The Central Crops Research Station in Clayton also played a key role, conducting research to improve genetics.

Today, the swine industry is a high-tech business. Lamb raises his pigs in climate-controlled, tunnel ventilated barns with sensors that measure heat and humidity.

“I can see it in real time by an app on my cell phone,” he said.

Researchers are continuing to work on solutions to issues faced by the state’s swine farmers.

“Some of our programs are looking at new technologies with sensors and cameras,” See said. “Suzanne Leonard just completed a big project where she had 12 barns completely outfitted with sensors, measuring the temperature, humidity, wind flow and air quality, and also monitoring pig health, performance and behavior to try to refine and improve the environments.”

Waste management also continues to be a major focus. Mahmoud Sharara, a biological engineering specialist with NC State Extension, is conducting research into better practices for dealing with hog waste, including ways to convert it into a renewable energy source.

In the meantime, local agents like Knowles will continue to work with producers on existing methods and regulations.

“Max is really that conduit between regulatory agencies and the farmer,” Lamb said. “Farmers trust Max, they know him. He’s a neighborhood kid who grew up here. He bridges that relationship between government regulations and the farmers.”

NC State Extension helps the North Carolina swine industry hogs and pigs

James Lamb and NC State Extension livestock agent Max Knowles on Lamb’s hog farm in Sampson County.

There was a time when swine farms in North Carolina were lightly regulated. Not anymore.

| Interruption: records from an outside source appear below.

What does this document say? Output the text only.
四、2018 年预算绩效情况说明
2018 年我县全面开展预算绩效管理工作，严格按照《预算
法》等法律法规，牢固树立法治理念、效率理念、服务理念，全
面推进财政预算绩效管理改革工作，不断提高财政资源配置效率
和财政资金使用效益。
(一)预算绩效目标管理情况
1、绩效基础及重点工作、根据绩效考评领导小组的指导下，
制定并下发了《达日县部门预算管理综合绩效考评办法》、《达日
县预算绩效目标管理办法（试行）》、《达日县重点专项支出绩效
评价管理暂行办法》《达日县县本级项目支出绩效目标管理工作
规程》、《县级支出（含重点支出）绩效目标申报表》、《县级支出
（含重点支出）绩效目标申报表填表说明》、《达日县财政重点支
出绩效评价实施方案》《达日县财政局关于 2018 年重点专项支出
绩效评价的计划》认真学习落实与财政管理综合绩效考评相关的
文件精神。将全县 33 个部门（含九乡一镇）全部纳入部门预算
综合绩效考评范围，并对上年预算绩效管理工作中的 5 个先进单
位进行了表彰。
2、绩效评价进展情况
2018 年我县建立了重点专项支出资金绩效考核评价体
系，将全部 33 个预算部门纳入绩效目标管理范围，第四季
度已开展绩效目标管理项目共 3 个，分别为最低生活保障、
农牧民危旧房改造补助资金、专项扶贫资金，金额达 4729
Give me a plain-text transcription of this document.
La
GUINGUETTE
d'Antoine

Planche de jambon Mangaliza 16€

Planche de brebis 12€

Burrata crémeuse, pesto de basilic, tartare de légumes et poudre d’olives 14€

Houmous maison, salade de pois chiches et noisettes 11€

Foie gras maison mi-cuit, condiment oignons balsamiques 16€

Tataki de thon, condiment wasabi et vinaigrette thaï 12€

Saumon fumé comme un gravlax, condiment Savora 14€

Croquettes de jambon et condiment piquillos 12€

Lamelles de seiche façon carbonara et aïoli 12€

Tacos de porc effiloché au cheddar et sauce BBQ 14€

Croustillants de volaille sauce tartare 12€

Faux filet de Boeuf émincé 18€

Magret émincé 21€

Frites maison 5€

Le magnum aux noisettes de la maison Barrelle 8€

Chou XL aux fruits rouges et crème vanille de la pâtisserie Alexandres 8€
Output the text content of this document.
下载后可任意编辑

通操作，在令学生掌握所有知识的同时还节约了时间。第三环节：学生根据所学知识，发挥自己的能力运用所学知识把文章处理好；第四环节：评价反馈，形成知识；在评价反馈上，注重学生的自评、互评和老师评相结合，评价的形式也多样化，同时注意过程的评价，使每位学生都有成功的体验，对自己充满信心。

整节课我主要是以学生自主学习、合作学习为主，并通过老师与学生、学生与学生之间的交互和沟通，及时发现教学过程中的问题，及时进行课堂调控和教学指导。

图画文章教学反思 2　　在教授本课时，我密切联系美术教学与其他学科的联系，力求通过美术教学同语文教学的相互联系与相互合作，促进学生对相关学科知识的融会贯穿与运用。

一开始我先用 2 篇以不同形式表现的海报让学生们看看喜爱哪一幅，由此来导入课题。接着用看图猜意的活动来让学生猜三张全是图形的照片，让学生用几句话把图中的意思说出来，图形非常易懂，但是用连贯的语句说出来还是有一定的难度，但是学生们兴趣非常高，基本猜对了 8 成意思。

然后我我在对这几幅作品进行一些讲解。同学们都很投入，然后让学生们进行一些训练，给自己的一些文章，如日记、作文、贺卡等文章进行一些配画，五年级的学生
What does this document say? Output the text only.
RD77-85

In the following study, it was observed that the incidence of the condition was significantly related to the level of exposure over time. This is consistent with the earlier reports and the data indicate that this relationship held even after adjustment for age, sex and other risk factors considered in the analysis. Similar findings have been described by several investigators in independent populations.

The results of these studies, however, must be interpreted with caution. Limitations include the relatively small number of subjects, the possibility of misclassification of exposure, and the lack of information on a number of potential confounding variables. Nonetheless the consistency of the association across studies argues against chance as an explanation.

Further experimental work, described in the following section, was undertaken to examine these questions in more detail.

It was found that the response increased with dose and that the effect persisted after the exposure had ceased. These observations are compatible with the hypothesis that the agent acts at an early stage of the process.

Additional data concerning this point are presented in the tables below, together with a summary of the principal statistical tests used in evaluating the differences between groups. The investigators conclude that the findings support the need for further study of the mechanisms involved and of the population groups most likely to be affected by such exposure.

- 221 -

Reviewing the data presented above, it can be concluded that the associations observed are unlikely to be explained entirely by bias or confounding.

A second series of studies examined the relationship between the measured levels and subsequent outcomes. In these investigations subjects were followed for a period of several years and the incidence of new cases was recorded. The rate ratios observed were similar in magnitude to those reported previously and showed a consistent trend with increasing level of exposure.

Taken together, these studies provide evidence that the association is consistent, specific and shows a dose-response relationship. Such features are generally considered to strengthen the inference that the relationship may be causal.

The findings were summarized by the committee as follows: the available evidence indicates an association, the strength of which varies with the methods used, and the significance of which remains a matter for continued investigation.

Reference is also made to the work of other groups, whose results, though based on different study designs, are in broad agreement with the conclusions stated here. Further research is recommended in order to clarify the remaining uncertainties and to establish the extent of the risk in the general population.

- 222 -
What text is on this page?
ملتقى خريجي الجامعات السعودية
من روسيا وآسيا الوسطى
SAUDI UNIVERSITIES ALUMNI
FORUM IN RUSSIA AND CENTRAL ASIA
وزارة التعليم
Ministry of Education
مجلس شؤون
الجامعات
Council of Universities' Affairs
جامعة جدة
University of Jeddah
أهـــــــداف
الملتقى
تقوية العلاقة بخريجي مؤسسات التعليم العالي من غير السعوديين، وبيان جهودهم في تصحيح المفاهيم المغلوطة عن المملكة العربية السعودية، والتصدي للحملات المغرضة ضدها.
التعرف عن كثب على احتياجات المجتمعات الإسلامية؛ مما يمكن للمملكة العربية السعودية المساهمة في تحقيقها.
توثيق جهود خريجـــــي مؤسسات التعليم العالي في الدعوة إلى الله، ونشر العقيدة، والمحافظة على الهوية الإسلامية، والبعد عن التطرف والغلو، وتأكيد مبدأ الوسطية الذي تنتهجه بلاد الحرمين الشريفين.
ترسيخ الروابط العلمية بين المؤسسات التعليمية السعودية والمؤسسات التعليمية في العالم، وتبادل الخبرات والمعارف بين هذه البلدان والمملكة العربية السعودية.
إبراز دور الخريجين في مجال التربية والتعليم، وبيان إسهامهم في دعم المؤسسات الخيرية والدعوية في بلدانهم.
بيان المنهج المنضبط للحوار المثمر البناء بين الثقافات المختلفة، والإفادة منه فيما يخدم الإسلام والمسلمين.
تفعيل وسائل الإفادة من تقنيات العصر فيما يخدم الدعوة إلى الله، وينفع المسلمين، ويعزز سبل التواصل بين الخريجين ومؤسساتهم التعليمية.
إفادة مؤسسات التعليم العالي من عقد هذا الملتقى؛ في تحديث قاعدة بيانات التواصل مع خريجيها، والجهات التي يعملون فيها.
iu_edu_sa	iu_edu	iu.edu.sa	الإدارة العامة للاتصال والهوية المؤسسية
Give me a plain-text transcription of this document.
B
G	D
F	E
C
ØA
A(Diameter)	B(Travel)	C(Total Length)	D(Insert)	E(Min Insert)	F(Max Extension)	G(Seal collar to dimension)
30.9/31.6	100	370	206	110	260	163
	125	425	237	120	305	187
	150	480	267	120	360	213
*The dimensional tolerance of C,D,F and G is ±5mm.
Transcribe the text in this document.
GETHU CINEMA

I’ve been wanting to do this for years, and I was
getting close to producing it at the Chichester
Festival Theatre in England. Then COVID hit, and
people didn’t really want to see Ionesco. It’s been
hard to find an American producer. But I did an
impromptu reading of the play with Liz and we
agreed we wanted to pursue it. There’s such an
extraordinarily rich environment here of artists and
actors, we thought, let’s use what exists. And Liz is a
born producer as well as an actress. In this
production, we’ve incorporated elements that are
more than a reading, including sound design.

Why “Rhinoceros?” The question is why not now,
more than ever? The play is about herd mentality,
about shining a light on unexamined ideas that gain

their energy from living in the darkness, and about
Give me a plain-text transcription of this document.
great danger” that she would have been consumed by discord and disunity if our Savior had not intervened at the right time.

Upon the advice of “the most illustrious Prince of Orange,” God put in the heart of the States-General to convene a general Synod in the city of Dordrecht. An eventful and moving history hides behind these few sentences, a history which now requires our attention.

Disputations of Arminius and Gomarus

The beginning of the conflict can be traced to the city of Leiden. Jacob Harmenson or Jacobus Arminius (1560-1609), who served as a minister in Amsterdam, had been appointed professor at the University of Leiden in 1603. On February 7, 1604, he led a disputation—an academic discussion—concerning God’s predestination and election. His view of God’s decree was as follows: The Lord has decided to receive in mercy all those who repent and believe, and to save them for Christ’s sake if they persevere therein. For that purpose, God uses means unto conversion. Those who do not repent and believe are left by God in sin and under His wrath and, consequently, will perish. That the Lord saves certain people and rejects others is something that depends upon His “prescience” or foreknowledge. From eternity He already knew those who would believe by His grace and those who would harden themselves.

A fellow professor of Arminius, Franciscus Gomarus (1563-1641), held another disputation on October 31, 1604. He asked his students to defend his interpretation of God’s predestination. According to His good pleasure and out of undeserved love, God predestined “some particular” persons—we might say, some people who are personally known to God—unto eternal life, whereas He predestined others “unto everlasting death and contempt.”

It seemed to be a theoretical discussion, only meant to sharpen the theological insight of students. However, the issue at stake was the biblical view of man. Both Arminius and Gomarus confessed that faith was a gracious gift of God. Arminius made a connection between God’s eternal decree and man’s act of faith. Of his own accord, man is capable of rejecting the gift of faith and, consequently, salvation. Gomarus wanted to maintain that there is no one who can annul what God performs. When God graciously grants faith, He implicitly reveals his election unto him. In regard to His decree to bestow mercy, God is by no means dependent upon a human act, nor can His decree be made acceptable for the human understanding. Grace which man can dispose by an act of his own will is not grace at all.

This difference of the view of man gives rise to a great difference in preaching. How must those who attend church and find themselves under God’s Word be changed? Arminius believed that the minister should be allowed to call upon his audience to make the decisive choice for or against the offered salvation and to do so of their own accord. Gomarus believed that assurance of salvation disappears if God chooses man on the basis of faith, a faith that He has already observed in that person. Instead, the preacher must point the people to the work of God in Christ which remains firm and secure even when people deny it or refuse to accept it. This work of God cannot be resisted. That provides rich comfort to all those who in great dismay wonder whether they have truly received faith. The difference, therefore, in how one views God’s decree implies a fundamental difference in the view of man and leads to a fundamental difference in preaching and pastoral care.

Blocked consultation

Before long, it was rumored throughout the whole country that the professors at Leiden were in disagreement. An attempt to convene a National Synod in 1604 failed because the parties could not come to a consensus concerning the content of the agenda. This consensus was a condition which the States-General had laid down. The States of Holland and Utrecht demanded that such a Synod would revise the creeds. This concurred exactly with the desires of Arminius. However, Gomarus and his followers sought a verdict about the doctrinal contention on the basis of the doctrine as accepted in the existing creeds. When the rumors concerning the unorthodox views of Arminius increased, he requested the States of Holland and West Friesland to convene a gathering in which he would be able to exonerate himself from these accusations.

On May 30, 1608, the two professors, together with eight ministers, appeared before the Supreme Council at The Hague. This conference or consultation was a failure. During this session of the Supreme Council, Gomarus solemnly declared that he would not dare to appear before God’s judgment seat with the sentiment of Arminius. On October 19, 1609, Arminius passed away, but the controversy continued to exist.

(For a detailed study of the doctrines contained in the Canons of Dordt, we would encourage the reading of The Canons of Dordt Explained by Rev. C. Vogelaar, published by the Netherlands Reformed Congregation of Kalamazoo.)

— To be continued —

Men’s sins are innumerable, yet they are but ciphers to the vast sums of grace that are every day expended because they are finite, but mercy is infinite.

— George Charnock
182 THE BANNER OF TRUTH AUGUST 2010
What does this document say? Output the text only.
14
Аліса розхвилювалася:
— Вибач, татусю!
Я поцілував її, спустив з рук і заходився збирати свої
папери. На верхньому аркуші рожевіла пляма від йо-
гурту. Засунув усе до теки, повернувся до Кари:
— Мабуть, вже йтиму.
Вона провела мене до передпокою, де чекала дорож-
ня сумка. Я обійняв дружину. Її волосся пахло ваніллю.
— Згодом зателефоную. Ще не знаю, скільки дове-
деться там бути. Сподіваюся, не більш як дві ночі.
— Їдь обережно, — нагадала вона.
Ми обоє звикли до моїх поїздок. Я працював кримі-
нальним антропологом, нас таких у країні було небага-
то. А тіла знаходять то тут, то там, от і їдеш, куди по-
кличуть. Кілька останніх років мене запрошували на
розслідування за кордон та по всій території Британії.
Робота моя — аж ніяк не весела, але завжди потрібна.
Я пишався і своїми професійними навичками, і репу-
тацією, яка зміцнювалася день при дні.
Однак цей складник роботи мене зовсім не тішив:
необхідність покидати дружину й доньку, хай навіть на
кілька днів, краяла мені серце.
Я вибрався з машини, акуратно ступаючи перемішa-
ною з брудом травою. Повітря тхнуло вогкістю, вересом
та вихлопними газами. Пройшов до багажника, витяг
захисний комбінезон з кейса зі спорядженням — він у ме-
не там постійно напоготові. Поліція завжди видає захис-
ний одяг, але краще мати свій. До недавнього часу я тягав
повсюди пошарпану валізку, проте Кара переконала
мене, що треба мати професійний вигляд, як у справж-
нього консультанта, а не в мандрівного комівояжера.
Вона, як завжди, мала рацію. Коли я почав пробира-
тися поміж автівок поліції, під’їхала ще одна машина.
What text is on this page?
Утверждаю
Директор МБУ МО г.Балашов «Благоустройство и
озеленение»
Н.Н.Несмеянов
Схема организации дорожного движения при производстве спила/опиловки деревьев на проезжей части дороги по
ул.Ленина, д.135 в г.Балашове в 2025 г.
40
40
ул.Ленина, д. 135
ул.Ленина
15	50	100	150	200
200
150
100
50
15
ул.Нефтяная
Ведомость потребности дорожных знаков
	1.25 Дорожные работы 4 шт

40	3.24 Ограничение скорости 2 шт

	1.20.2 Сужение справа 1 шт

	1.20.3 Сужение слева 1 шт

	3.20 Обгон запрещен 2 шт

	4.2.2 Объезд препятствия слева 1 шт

The state requires manure to stay on the farm and not enter water. Farmers are required to sample their lagoons and spray fields to monitor the nutrients; record every irrigation event and the weather at the time; document what crop is in the spray field and crop yields; log any rain event, measured by an accurate rain gauge; and track the lagoon level, measured in inches, at least once a week.

“Swine farming in North Carolina is one of the most regulated industries in the country,” Knowles said. “Permitted farms are required to have a certified animal waste management plan where manure is applied to actively growing crops as a fertilizer resource. The crops are identified in the waste management plan and receive manure at their documented agronomic rate. You have to keep meticulous records.”

Knowles and other Extension experts are there to help farmers in their counties navigate the rules and regulations, to provide access to the latest research and advances, and to do whatever they can to help ensure the health of one of North Carolina’s most important agricultural industries.

“Extension lets us design programs to help our clientele,” Knowles said. “It’s something I really enjoy doing and it’s very fulfilling. In Sampson County, we have a sample collection day on the first Tuesday every other month. I can help farmers with the paperwork, collect the sample, and take that to Raleigh for analysis. This program was put in place by long-time Sampson County agent Dan Bailey, who worked in Extension for 37 years. I do my best to follow his example of service to our farmers.”